Он остановился, обернулся и спросил:
— Ну?
— Вернитесь! — почти приказала она.
Ваня подошел к ней, но не сел. Тося встала и, приблизившись к нему так, что он ощущал ее дыхание, срывающимся голосом заговорила:
— Слушайте… Я люблю Федора за то, что… его люблю. Не знаю, за что его люблю, но — навсегда, вечно… Я узнала ваши мысли… И ваше чувство ко мне тоже… поняла. Так вот: если вы хотите скрыться под грубостью… Если вы… Если вы не можете быть мне просто другом, то… убирайтесь к черту! — выкрикнула она и, закрыв лицо, убежала в комнату.
А Ваня тихо поплелся в общежитие. Он всего мог ожидать, но только — не этого. Маленькой тигрицей Тося защищала свою любовь. Он помнил ее глаза, наполненные слезами и неистовством, он не ожидал того, что эта хрупкая девушка, с кудряшками у висков, обладает такой силищей и прямотой. «Кого надо жалеть? Ее-за то, что я обидел? Или меня — за то, что она влепила мне моральную пощечину? Наверно, надо жалеть меня. Так тебе и надо, Иван-болван!»— думал он, распиная себя. Он шел в раздумье, не замечая окружающего. «Ага, Иван-болван, понял? — спрашивал он себя уничтожающе. — Понял, что значит любить по-настоящему?» Мысленно он назвал себя и предателем друга, и обманщиком, и грубияном. Так он и не заметил, как вошел в парк и сел на скамейку. Потом взялся за голову обеими руками и тихо простонал:
— Разве ж я виноват!
Так он и сидел до вечера. За один только день Ваня сгорел. Он не потушил любовь, а сгорел. Лицо его осунулось, взгляд стал серьезнее и мужественнее, он стал старше, чем был, и он стал чище, чем был.
И все-таки тепло Тосиной руки все еще тлело на его руке. Теплилась последняя искра, то вспыхивая, то погасая. Так догорает уже обуглившаяся бумага: бегают искорки по черноте, кажется, возникают ниоткуда, бегают, и никак не узнать, которая же из них последняя; но бумаги уже нет, а есть только беспокойные искры. Так догорала, казалось, одна светлая страничка жизни Вани. Он это понимал. Он понимал и то, что сожгла эту страничку Тося. Но почему же, почему он все еще ощущает теплоту Тосиной руки в своей? Какая сила может отвратить это чувство? Или нет такой силы в человеке?.. «Есть такая сила! — подумал он. — Есть! Есть! Настоящая дружба, настоящая, не панибратская и водочная, а дружба, скрепленная бедой, страданиями и лишениями».

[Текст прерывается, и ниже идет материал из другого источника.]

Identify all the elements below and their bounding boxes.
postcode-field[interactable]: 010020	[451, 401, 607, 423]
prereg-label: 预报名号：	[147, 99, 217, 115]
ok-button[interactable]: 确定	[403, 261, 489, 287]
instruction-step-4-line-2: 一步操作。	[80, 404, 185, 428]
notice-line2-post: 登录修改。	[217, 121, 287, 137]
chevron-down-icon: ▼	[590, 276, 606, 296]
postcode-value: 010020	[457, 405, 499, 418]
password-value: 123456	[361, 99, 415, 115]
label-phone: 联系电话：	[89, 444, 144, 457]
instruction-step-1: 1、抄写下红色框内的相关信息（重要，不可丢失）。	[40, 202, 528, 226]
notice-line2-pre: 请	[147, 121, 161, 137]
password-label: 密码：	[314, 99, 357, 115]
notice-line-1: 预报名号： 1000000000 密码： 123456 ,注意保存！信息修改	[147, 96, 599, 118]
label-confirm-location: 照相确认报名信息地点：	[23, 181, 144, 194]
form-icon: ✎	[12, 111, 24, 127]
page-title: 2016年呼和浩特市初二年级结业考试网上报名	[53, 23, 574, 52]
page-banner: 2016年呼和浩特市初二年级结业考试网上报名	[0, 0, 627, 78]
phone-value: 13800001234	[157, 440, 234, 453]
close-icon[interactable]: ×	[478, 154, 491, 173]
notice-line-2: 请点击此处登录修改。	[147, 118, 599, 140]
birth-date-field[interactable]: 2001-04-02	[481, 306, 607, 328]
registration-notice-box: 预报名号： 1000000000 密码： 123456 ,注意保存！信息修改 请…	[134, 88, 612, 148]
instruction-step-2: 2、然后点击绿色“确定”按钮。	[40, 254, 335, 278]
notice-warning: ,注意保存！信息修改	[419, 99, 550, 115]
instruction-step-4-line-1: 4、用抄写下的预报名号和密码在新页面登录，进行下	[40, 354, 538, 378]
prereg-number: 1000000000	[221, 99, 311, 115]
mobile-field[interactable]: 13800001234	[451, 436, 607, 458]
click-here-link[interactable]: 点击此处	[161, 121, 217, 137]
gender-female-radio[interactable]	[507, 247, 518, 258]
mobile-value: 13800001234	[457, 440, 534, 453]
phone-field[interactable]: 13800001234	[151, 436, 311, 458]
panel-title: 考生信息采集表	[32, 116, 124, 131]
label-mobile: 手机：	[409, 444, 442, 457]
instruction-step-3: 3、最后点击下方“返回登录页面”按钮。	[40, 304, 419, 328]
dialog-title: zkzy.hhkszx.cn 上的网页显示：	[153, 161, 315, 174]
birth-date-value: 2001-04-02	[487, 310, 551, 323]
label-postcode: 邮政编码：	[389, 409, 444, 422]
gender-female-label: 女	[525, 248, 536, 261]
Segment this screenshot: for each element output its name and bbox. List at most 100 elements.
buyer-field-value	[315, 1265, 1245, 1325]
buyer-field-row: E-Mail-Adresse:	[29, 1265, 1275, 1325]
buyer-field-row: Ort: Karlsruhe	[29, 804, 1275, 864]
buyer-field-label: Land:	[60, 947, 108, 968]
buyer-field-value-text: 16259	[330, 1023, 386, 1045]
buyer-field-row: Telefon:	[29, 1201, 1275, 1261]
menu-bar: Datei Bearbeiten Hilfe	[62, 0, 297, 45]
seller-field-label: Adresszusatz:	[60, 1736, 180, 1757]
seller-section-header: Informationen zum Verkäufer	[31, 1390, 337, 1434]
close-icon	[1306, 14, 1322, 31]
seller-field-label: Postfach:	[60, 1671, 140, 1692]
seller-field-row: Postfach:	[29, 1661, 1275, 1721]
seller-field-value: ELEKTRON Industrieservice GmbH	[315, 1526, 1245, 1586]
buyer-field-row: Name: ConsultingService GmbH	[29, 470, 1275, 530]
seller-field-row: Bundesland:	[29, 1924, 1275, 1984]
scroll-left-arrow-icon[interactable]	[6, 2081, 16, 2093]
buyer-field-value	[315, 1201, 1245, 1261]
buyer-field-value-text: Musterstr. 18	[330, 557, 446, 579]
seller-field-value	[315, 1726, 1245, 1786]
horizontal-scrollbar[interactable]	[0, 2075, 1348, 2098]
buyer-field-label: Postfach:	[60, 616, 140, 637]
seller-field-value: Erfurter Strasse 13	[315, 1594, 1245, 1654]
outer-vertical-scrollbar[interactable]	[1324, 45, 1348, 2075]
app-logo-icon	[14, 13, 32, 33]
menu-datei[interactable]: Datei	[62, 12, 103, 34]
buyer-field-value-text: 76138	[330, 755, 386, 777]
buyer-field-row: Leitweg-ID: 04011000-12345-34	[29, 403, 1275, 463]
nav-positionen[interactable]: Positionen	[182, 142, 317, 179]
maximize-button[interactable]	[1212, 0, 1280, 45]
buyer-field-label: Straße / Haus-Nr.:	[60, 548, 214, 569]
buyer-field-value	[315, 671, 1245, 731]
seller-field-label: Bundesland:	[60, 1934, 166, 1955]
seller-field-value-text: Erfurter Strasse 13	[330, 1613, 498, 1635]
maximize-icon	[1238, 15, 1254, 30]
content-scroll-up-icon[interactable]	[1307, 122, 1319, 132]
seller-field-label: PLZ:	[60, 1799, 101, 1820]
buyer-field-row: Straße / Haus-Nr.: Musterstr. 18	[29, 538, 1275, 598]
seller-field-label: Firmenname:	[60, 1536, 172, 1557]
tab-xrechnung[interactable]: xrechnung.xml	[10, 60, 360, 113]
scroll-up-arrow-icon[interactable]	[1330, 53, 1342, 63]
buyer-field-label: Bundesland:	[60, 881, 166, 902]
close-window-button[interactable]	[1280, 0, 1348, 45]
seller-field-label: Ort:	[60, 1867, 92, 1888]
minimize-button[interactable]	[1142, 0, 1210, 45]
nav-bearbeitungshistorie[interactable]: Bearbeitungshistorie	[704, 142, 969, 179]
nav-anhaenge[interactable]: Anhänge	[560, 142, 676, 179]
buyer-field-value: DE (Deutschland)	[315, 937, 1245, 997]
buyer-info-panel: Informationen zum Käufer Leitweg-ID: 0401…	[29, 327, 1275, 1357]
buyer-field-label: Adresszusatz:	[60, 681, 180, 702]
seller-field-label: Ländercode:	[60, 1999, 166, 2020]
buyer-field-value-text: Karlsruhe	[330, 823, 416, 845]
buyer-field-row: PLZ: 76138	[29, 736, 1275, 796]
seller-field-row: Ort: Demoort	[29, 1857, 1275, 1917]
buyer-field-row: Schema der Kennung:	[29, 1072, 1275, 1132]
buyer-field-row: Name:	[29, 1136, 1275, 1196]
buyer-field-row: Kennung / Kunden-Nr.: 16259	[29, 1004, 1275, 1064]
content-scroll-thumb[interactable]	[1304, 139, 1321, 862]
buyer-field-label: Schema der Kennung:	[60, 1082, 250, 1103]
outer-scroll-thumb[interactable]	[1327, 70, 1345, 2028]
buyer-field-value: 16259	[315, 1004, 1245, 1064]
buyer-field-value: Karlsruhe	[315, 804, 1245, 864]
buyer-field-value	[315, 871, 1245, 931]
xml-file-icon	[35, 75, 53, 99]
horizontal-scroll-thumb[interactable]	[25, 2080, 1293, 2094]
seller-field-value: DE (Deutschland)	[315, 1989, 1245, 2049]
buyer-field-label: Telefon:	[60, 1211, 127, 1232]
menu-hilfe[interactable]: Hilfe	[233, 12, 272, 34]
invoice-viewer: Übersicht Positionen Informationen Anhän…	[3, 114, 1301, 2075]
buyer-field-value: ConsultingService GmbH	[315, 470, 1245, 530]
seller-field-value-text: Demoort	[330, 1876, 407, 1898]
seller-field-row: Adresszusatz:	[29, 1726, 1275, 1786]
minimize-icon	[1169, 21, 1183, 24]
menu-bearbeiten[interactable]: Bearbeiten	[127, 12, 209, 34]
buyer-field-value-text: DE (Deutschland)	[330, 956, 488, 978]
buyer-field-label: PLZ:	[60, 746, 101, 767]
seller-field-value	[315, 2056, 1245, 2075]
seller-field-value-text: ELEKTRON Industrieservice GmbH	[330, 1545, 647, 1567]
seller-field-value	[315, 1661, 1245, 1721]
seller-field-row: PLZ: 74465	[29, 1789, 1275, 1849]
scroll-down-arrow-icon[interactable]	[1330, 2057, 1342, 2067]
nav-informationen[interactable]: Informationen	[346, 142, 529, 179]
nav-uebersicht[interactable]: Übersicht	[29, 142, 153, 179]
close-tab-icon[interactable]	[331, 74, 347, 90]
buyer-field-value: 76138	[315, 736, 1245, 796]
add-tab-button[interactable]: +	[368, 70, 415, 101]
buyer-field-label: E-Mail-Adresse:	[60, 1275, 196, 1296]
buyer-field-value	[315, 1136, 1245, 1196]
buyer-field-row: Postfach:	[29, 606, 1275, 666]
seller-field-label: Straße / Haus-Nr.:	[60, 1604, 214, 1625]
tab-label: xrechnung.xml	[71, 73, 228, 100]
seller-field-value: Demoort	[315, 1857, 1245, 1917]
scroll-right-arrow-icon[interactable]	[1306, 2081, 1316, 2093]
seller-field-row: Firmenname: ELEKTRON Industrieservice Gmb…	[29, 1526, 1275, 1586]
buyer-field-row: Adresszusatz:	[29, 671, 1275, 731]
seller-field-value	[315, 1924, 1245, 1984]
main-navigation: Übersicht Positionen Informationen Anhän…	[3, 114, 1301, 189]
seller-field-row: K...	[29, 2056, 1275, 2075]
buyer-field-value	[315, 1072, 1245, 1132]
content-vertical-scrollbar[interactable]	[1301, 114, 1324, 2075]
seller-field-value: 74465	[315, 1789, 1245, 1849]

Самое трудное для человека — это борьба с самим собой. Борьба разума и сердца всегда сложная и тяжкая борьба. Но разве ж Ваня не понимал, что и к Федору лежит его сердце? Он и это понимал.
Так в человеке сразились дружба и любовь, терзая сердце, споря о том, кому оно принадлежит.